If We Extend Our Past, We Can Reach a Carbon Free Future

If We Extend Our Past, We Can Reach a Carbon Free Future

By Bruce Naegel, December 2015.

The Department of Energy (DOE) released a study on energy trends that complements work done by Dan Kammen at UC Berkeley and Mark Z Jacobson at Stanford. The DOE study shows renewable energy progress through 2014. The two professors have published extensively on how we can build a carbon free economy based on what we know now.

The Renewables Vision in the DOE Report.

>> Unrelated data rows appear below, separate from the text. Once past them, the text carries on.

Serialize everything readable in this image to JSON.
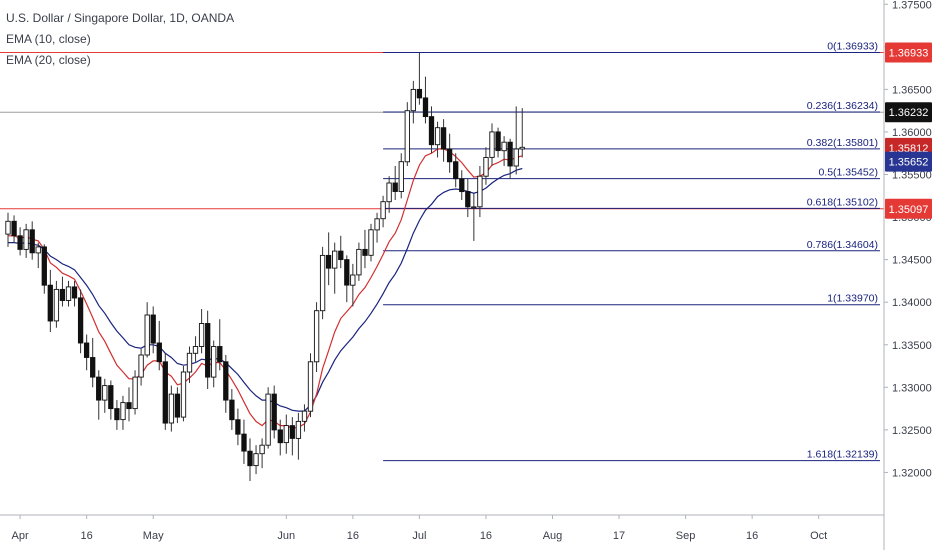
{
  "legend": {
    "symbol": "U.S. Dollar / Singapore Dollar, 1D, OANDA",
    "ema10": "EMA (10, close)",
    "ema20": "EMA (20, close)"
  },
  "colors": {
    "up": "#ffffff",
    "down": "#111111",
    "wick": "#333333",
    "ema10": "#d32f2f",
    "ema20": "#1a237e",
    "fib": "#1a237e",
    "fib_level": "#1a237e",
    "price": "#111111",
    "ema10_badge": "#c62828",
    "ema20_badge": "#283593",
    "hline": "#e53935",
    "axis_text": "#3a3e4a"
  },
  "chart_data": {
    "type": "candlestick",
    "y_axis": {
      "min": 1.315,
      "max": 1.3755,
      "ticks": [
        "1.37500",
        "1.37000",
        "1.36500",
        "1.36000",
        "1.35500",
        "1.35000",
        "1.34500",
        "1.34000",
        "1.33500",
        "1.33000",
        "1.32500",
        "1.32000"
      ]
    },
    "x_axis": {
      "ticks": [
        {
          "label": "Apr",
          "index": 2
        },
        {
          "label": "16",
          "index": 13
        },
        {
          "label": "May",
          "index": 24
        },
        {
          "label": "Jun",
          "index": 46
        },
        {
          "label": "16",
          "index": 57
        },
        {
          "label": "Jul",
          "index": 68
        },
        {
          "label": "16",
          "index": 79
        },
        {
          "label": "Aug",
          "index": 90
        },
        {
          "label": "17",
          "index": 101
        },
        {
          "label": "Sep",
          "index": 112
        },
        {
          "label": "16",
          "index": 123
        },
        {
          "label": "Oct",
          "index": 134
        }
      ]
    },
    "candles": [
      {
        "o": 1.348,
        "h": 1.3505,
        "l": 1.3465,
        "c": 1.3495
      },
      {
        "o": 1.3495,
        "h": 1.3502,
        "l": 1.347,
        "c": 1.3478
      },
      {
        "o": 1.3478,
        "h": 1.3488,
        "l": 1.3455,
        "c": 1.3462
      },
      {
        "o": 1.3462,
        "h": 1.3492,
        "l": 1.3452,
        "c": 1.3485
      },
      {
        "o": 1.3485,
        "h": 1.3495,
        "l": 1.345,
        "c": 1.3458
      },
      {
        "o": 1.3458,
        "h": 1.347,
        "l": 1.344,
        "c": 1.3465
      },
      {
        "o": 1.3465,
        "h": 1.3468,
        "l": 1.341,
        "c": 1.342
      },
      {
        "o": 1.342,
        "h": 1.3438,
        "l": 1.3365,
        "c": 1.3378
      },
      {
        "o": 1.3378,
        "h": 1.3425,
        "l": 1.337,
        "c": 1.3415
      },
      {
        "o": 1.3415,
        "h": 1.343,
        "l": 1.3395,
        "c": 1.3402
      },
      {
        "o": 1.3402,
        "h": 1.3425,
        "l": 1.3395,
        "c": 1.3418
      },
      {
        "o": 1.3418,
        "h": 1.3425,
        "l": 1.3395,
        "c": 1.3405
      },
      {
        "o": 1.3405,
        "h": 1.3415,
        "l": 1.334,
        "c": 1.3352
      },
      {
        "o": 1.3352,
        "h": 1.3362,
        "l": 1.332,
        "c": 1.3335
      },
      {
        "o": 1.3335,
        "h": 1.3358,
        "l": 1.33,
        "c": 1.3312
      },
      {
        "o": 1.3312,
        "h": 1.332,
        "l": 1.3262,
        "c": 1.3285
      },
      {
        "o": 1.3285,
        "h": 1.331,
        "l": 1.327,
        "c": 1.3302
      },
      {
        "o": 1.3302,
        "h": 1.3308,
        "l": 1.3262,
        "c": 1.3275
      },
      {
        "o": 1.3275,
        "h": 1.3285,
        "l": 1.325,
        "c": 1.3262
      },
      {
        "o": 1.3262,
        "h": 1.329,
        "l": 1.325,
        "c": 1.3282
      },
      {
        "o": 1.3282,
        "h": 1.33,
        "l": 1.326,
        "c": 1.3275
      },
      {
        "o": 1.3275,
        "h": 1.332,
        "l": 1.3268,
        "c": 1.3312
      },
      {
        "o": 1.3312,
        "h": 1.3345,
        "l": 1.3302,
        "c": 1.3338
      },
      {
        "o": 1.3338,
        "h": 1.34,
        "l": 1.3335,
        "c": 1.3385
      },
      {
        "o": 1.3385,
        "h": 1.3395,
        "l": 1.334,
        "c": 1.3352
      },
      {
        "o": 1.3352,
        "h": 1.3378,
        "l": 1.332,
        "c": 1.333
      },
      {
        "o": 1.333,
        "h": 1.334,
        "l": 1.325,
        "c": 1.3258
      },
      {
        "o": 1.3258,
        "h": 1.3302,
        "l": 1.3248,
        "c": 1.3292
      },
      {
        "o": 1.3292,
        "h": 1.33,
        "l": 1.3258,
        "c": 1.3265
      },
      {
        "o": 1.3265,
        "h": 1.3325,
        "l": 1.326,
        "c": 1.3318
      },
      {
        "o": 1.3318,
        "h": 1.3348,
        "l": 1.3305,
        "c": 1.334
      },
      {
        "o": 1.334,
        "h": 1.336,
        "l": 1.333,
        "c": 1.3348
      },
      {
        "o": 1.3348,
        "h": 1.3392,
        "l": 1.334,
        "c": 1.3375
      },
      {
        "o": 1.3375,
        "h": 1.339,
        "l": 1.3298,
        "c": 1.3312
      },
      {
        "o": 1.3312,
        "h": 1.3355,
        "l": 1.33,
        "c": 1.3348
      },
      {
        "o": 1.3348,
        "h": 1.338,
        "l": 1.332,
        "c": 1.333
      },
      {
        "o": 1.333,
        "h": 1.3338,
        "l": 1.327,
        "c": 1.3285
      },
      {
        "o": 1.3285,
        "h": 1.3298,
        "l": 1.325,
        "c": 1.3262
      },
      {
        "o": 1.3262,
        "h": 1.3275,
        "l": 1.3232,
        "c": 1.3245
      },
      {
        "o": 1.3245,
        "h": 1.3262,
        "l": 1.321,
        "c": 1.3225
      },
      {
        "o": 1.3225,
        "h": 1.324,
        "l": 1.319,
        "c": 1.3208
      },
      {
        "o": 1.3208,
        "h": 1.3232,
        "l": 1.3198,
        "c": 1.3222
      },
      {
        "o": 1.3222,
        "h": 1.324,
        "l": 1.3205,
        "c": 1.3232
      },
      {
        "o": 1.3232,
        "h": 1.33,
        "l": 1.3228,
        "c": 1.3292
      },
      {
        "o": 1.3292,
        "h": 1.3302,
        "l": 1.324,
        "c": 1.325
      },
      {
        "o": 1.325,
        "h": 1.3262,
        "l": 1.322,
        "c": 1.3235
      },
      {
        "o": 1.3235,
        "h": 1.3268,
        "l": 1.3222,
        "c": 1.3255
      },
      {
        "o": 1.3255,
        "h": 1.3265,
        "l": 1.322,
        "c": 1.324
      },
      {
        "o": 1.324,
        "h": 1.327,
        "l": 1.3215,
        "c": 1.326
      },
      {
        "o": 1.326,
        "h": 1.328,
        "l": 1.3248,
        "c": 1.3272
      },
      {
        "o": 1.3272,
        "h": 1.334,
        "l": 1.3265,
        "c": 1.333
      },
      {
        "o": 1.333,
        "h": 1.34,
        "l": 1.3318,
        "c": 1.339
      },
      {
        "o": 1.339,
        "h": 1.3465,
        "l": 1.338,
        "c": 1.3455
      },
      {
        "o": 1.3455,
        "h": 1.3482,
        "l": 1.342,
        "c": 1.344
      },
      {
        "o": 1.344,
        "h": 1.347,
        "l": 1.341,
        "c": 1.346
      },
      {
        "o": 1.346,
        "h": 1.3478,
        "l": 1.344,
        "c": 1.345
      },
      {
        "o": 1.345,
        "h": 1.3455,
        "l": 1.34,
        "c": 1.342
      },
      {
        "o": 1.342,
        "h": 1.3445,
        "l": 1.3395,
        "c": 1.3432
      },
      {
        "o": 1.3432,
        "h": 1.347,
        "l": 1.3425,
        "c": 1.3462
      },
      {
        "o": 1.3462,
        "h": 1.3485,
        "l": 1.344,
        "c": 1.3455
      },
      {
        "o": 1.3455,
        "h": 1.3492,
        "l": 1.3448,
        "c": 1.3485
      },
      {
        "o": 1.3485,
        "h": 1.3505,
        "l": 1.347,
        "c": 1.3498
      },
      {
        "o": 1.3498,
        "h": 1.3525,
        "l": 1.3488,
        "c": 1.3518
      },
      {
        "o": 1.3518,
        "h": 1.3548,
        "l": 1.3505,
        "c": 1.354
      },
      {
        "o": 1.354,
        "h": 1.356,
        "l": 1.352,
        "c": 1.353
      },
      {
        "o": 1.353,
        "h": 1.3575,
        "l": 1.3522,
        "c": 1.3565
      },
      {
        "o": 1.3565,
        "h": 1.3635,
        "l": 1.356,
        "c": 1.3625
      },
      {
        "o": 1.3625,
        "h": 1.366,
        "l": 1.361,
        "c": 1.365
      },
      {
        "o": 1.365,
        "h": 1.3693,
        "l": 1.3632,
        "c": 1.364
      },
      {
        "o": 1.364,
        "h": 1.3665,
        "l": 1.361,
        "c": 1.3618
      },
      {
        "o": 1.3618,
        "h": 1.363,
        "l": 1.3575,
        "c": 1.3585
      },
      {
        "o": 1.3585,
        "h": 1.3612,
        "l": 1.357,
        "c": 1.3605
      },
      {
        "o": 1.3605,
        "h": 1.3615,
        "l": 1.3565,
        "c": 1.358
      },
      {
        "o": 1.358,
        "h": 1.3598,
        "l": 1.3552,
        "c": 1.3565
      },
      {
        "o": 1.3565,
        "h": 1.3575,
        "l": 1.3535,
        "c": 1.3545
      },
      {
        "o": 1.3545,
        "h": 1.3555,
        "l": 1.352,
        "c": 1.353
      },
      {
        "o": 1.353,
        "h": 1.3545,
        "l": 1.35,
        "c": 1.3512
      },
      {
        "o": 1.3512,
        "h": 1.3528,
        "l": 1.3472,
        "c": 1.3512
      },
      {
        "o": 1.3512,
        "h": 1.356,
        "l": 1.35,
        "c": 1.3548
      },
      {
        "o": 1.3548,
        "h": 1.3582,
        "l": 1.3538,
        "c": 1.357
      },
      {
        "o": 1.357,
        "h": 1.361,
        "l": 1.356,
        "c": 1.36
      },
      {
        "o": 1.36,
        "h": 1.3605,
        "l": 1.357,
        "c": 1.3578
      },
      {
        "o": 1.3578,
        "h": 1.3595,
        "l": 1.356,
        "c": 1.3588
      },
      {
        "o": 1.3588,
        "h": 1.3592,
        "l": 1.3545,
        "c": 1.356
      },
      {
        "o": 1.356,
        "h": 1.363,
        "l": 1.355,
        "c": 1.358
      },
      {
        "o": 1.358,
        "h": 1.3628,
        "l": 1.357,
        "c": 1.3582
      }
    ],
    "ema10": [
      1.3478,
      1.3478,
      1.3475,
      1.3477,
      1.3474,
      1.3472,
      1.3462,
      1.3446,
      1.3441,
      1.3434,
      1.3431,
      1.3427,
      1.3413,
      1.3398,
      1.3382,
      1.3365,
      1.3354,
      1.334,
      1.3326,
      1.3318,
      1.331,
      1.331,
      1.3315,
      1.3326,
      1.3331,
      1.3331,
      1.3318,
      1.3313,
      1.3303,
      1.3305,
      1.3311,
      1.3318,
      1.3328,
      1.3325,
      1.3329,
      1.3329,
      1.332,
      1.3309,
      1.3297,
      1.3283,
      1.3269,
      1.326,
      1.3255,
      1.3262,
      1.326,
      1.3255,
      1.3255,
      1.3252,
      1.3253,
      1.3257,
      1.3271,
      1.3292,
      1.3322,
      1.3343,
      1.3365,
      1.3381,
      1.3389,
      1.3397,
      1.3409,
      1.3417,
      1.3429,
      1.3442,
      1.3456,
      1.3471,
      1.3481,
      1.3497,
      1.352,
      1.3543,
      1.3561,
      1.3572,
      1.3575,
      1.358,
      1.358,
      1.3577,
      1.3571,
      1.3564,
      1.3555,
      1.3547,
      1.3548,
      1.3552,
      1.3561,
      1.3564,
      1.3568,
      1.3567,
      1.357,
      1.3572
    ],
    "ema20": [
      1.347,
      1.347,
      1.3469,
      1.347,
      1.3468,
      1.3467,
      1.3462,
      1.3454,
      1.345,
      1.3445,
      1.3442,
      1.3438,
      1.3429,
      1.342,
      1.3409,
      1.3396,
      1.3387,
      1.3376,
      1.3366,
      1.3358,
      1.335,
      1.3347,
      1.3346,
      1.335,
      1.335,
      1.3348,
      1.334,
      1.3335,
      1.3328,
      1.3326,
      1.3327,
      1.3329,
      1.3333,
      1.3332,
      1.3334,
      1.3333,
      1.3329,
      1.3322,
      1.3315,
      1.3306,
      1.3297,
      1.329,
      1.3285,
      1.3285,
      1.3282,
      1.3278,
      1.3276,
      1.3273,
      1.3272,
      1.3272,
      1.3279,
      1.329,
      1.3306,
      1.3318,
      1.3332,
      1.3343,
      1.3351,
      1.3359,
      1.3369,
      1.3377,
      1.3387,
      1.3398,
      1.341,
      1.3423,
      1.3433,
      1.3446,
      1.3463,
      1.3481,
      1.3496,
      1.3508,
      1.3515,
      1.3524,
      1.3529,
      1.3532,
      1.3533,
      1.3532,
      1.353,
      1.3528,
      1.353,
      1.3534,
      1.354,
      1.3545,
      1.3549,
      1.3551,
      1.3555,
      1.3557
    ],
    "fibonacci": [
      {
        "label": "0(1.36933)",
        "value": 1.36933
      },
      {
        "label": "0.236(1.36234)",
        "value": 1.36234
      },
      {
        "label": "0.382(1.35801)",
        "value": 1.35801
      },
      {
        "label": "0.5(1.35452)",
        "value": 1.35452
      },
      {
        "label": "0.618(1.35102)",
        "value": 1.35102
      },
      {
        "label": "0.786(1.34604)",
        "value": 1.34604
      },
      {
        "label": "1(1.33970)",
        "value": 1.3397
      },
      {
        "label": "1.618(1.32139)",
        "value": 1.32139
      }
    ],
    "fib_start_index": 62,
    "horizontal_lines": [
      {
        "value": 1.36933,
        "color": "#e53935"
      },
      {
        "value": 1.35097,
        "color": "#e53935"
      },
      {
        "value": 1.36232,
        "color": "#9e9e9e"
      }
    ],
    "price_badges": [
      {
        "label": "1.36933",
        "value": 1.36933,
        "color": "#e53935"
      },
      {
        "label": "1.36232",
        "value": 1.36232,
        "color": "#111111"
      },
      {
        "label": "1.35812",
        "value": 1.35812,
        "color": "#c62828"
      },
      {
        "label": "1.35652",
        "value": 1.35652,
        "color": "#283593"
      },
      {
        "label": "1.35097",
        "value": 1.35097,
        "color": "#e53935"
      }
    ]
  }
}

Credit:Revolution Now.

Here are highlights from the DOE study:

1.     About 70% of new generating capacity is from renewable energy, mostly wind and solar.

2.     Two states (California and New York) have legislated goals of 50% renewable energy by 2030 and Hawaii and a goal of 100% renewable energy by 2045

3.     The DOE estimates that the total energy generated by wind in 2050 is 35%. The wind belt from Texas to North Dakota  has enough wind to supply 20% of the energy needed by the US.

4.     Land based Wind  capacity is now  70 GW while the cost of Wind Energy has dropped from $.60 per Kw/Hr to around t$.06 per kW Hr.

5.     Utility based Solar is continuing to drop and the lowest cost electricity today comes from a solar farm in Austin TX. With PPAs (Power Purchase Agreements at $.05 per kW/ Hr.

6.     LED Lighting continues to get more affordable dropping 80% from 2008 to 2014 as part of a larger trend increasing energy efficiency.

7.     Electricity use will grow but at a slowing rate to 20% growth over today’s rates by 2040

8.     Electricity consumption will grow in part as we move to an electric  transportation system , We have 300,000 electric vehicles on the road in the US by 2014.  In California, it is a bit under 200,000 today. The state goal is to grow s to 1.5 Million EVs by 2025. The current  cost of batteries for electric cars is around $300 per kWh, and this is projected to drop to  $100 per kWh by 2020.

9.     The electric power industry will get increasingly cleaner over time as coal retires. However the switch to Natural Gas will have to be accompanied with aggressive monitoring of Indianapolis has aggressive monitoring and few leaks. Boston in contrast has no program and many leaks.

Net Positive and Next Steps:

1. The DOE study indicates we have made progress towards a decarbonized future. This makes the goal of getting to a future where we export more renewable energy than we use more possible.

2. We need to continue down these pathways as indicated by studies from Dan Kammen and Mark Z Jacobson.

3. We need to ensure the policies are in place to keep this going in CA, and hopefully across the country.

4. Business models in the utilities sector have to evolve in a way that guarantees we continue to move to more renewable energy.